The minister, whooping in triumph, hauled hard on his line. A fat, spotted fish broke the surface, flopping on the hook. Turner decided to break the rules and to hell wit
h it.
The local neighborhood organization, the kampong, was showing a free movie in the little park fourteen stories below Turner’s window. Bright images crawled against the bleak white Bauhaus wall of a neighboring high-rise.
Turner peered down through the blinds. He had been watching the flick all night as he finished his illegal tinkering.
The Bruneians, like Malays everywhere, adored ghost stories. The film’s protagonist, or chief horror (Turner wasn’t sure which), was an acrobatic monkey-demon with razor-sharp forearms. It had burst into a depraved speakeasy and was slaughtering drunkards with a tremendous windmilling flurry of punches, kicks, and screeches. Vast meaty sounds of combat, like colliding freight trains packed with beef, drifted faintly upward.
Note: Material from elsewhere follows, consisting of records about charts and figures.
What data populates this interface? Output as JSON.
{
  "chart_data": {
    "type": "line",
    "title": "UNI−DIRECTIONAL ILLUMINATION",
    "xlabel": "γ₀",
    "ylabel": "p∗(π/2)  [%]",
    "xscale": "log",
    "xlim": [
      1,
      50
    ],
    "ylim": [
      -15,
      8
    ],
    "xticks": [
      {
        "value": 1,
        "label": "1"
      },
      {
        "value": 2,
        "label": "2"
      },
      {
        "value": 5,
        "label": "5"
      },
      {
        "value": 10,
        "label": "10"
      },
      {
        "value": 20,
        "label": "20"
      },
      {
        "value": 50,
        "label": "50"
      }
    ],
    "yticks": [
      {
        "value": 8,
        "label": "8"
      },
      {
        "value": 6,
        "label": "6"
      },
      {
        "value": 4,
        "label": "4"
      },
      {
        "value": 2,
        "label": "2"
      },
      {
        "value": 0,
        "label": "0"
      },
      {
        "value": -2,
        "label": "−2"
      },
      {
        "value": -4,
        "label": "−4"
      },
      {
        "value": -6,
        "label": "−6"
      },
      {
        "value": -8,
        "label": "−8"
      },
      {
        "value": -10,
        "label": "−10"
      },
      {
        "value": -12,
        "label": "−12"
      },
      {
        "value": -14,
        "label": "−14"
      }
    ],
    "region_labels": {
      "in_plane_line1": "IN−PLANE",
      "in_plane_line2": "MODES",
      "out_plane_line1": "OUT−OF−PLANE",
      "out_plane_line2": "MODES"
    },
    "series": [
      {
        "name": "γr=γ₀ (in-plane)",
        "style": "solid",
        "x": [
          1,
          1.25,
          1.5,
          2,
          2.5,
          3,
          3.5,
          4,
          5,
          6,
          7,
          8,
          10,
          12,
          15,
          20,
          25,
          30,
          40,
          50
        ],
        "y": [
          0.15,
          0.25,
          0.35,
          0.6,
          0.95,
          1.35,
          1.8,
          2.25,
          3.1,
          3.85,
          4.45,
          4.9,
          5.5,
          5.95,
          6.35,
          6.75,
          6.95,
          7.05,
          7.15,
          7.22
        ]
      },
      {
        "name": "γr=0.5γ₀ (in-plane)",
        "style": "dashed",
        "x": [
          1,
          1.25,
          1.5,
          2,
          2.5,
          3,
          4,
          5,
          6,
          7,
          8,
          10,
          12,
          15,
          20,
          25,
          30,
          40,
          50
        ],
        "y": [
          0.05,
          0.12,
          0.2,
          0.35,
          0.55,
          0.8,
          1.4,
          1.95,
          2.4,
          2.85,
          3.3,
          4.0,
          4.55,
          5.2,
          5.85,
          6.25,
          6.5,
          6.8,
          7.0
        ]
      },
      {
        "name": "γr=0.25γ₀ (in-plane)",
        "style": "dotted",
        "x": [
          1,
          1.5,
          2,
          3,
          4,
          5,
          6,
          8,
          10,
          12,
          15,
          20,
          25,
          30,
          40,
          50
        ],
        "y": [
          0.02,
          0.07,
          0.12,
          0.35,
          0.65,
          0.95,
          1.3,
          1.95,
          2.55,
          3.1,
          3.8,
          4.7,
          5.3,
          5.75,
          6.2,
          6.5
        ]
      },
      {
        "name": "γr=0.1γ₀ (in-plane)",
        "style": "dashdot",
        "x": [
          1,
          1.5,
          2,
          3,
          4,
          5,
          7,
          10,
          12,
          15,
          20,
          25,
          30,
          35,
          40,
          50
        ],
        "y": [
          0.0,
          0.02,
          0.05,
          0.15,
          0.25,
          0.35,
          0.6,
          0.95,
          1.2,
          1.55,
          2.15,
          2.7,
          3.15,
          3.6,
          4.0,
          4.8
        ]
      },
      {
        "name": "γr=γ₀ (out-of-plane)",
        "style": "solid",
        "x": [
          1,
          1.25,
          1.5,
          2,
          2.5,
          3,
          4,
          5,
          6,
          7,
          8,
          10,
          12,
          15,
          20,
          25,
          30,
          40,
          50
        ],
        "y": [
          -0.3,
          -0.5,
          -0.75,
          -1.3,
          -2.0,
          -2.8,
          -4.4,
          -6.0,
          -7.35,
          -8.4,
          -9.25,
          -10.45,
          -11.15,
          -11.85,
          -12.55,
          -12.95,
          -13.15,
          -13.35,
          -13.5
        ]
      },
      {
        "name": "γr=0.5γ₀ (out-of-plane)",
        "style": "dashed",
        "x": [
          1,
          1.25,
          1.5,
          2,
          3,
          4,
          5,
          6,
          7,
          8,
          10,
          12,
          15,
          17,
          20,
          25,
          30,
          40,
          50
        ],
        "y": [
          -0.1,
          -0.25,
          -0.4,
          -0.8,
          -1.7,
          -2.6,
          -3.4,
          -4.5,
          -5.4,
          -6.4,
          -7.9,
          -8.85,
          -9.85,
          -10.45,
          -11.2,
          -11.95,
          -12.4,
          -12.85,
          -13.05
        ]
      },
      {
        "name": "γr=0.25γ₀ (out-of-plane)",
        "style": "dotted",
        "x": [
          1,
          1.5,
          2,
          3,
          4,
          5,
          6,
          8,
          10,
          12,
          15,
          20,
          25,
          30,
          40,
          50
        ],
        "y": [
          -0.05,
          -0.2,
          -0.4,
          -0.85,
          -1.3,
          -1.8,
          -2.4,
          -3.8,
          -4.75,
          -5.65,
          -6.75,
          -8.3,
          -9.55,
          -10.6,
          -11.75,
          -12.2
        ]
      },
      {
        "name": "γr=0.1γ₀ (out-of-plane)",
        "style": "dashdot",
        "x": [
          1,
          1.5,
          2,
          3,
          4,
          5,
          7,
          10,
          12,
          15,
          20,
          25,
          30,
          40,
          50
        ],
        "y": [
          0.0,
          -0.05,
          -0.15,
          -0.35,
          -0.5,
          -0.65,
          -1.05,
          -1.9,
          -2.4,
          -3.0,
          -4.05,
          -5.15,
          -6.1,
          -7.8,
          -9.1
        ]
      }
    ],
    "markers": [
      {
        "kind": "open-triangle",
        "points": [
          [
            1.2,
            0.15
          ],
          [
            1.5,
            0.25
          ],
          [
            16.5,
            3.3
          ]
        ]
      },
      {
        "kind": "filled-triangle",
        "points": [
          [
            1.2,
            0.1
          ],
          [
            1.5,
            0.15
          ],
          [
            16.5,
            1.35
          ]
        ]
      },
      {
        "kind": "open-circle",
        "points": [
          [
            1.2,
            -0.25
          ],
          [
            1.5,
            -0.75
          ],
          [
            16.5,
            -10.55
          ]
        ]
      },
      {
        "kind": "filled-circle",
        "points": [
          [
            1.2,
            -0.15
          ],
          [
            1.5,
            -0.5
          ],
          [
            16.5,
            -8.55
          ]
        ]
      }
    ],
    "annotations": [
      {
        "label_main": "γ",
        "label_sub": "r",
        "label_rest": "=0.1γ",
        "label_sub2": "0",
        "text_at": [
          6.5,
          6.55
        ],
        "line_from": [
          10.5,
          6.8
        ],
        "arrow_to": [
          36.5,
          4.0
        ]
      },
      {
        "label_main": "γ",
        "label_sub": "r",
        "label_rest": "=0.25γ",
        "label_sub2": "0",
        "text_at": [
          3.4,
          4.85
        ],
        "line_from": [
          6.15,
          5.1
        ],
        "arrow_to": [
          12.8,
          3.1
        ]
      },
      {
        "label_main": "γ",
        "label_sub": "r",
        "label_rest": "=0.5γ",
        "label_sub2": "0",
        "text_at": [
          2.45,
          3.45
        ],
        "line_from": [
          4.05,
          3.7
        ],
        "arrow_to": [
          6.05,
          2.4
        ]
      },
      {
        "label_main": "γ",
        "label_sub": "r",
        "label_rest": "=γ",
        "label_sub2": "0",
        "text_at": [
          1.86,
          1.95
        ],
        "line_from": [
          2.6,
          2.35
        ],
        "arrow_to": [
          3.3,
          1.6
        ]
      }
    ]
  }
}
Turner sat before his bootleg keyboard, and sighed. He’d known it would come to this ever since the Bruneians had confiscated his phone at the customs. For five months he’d politely tried to work his way around it. Now he had only three months left. He was out of time and out of patience.
The robots were okay, under caked layers of yellowing grease. They’d been roped down under tarps for years. But the software manuals were a tattered ruin.
Just thinking about it gave Turner a cold sinking feeling. It was a special, private terror that had dogged him since childhood. It was the fear he felt when he had to confront his grandfather.
He thought of his grandfather’s icy and pitiless eyes, fixed on him with that “Hong Kong Bad Cop” look. In the 1970s, Turner’s grandfather had been one of the infamous “millionaire sergeants” of the Hong Kong police, skimming the cream of the Burmese heroin trade. He’d emigrated in the Triad bribery scandals of 1973.
After forty-seven years of silk suits and first-class flights between his mansions in Taipei and Vancouver, Grandfather Choi still had that cold eye and that grim shakedown look. It was an evil memory for Turner, of being weighed and found wanting.
The documentation was hopeless, crumbling and mildewed, alive with silverfish. The innocent Bruneians hadn’t realized that the information it held was the linchpin of the whole enterprise. The sultanate had bought the factory long ago, with the last gush of Brunei’s oil money, as a stylish, doomed gesture in Western industrial chic. Somehow, robots had never really caught on in Borneo.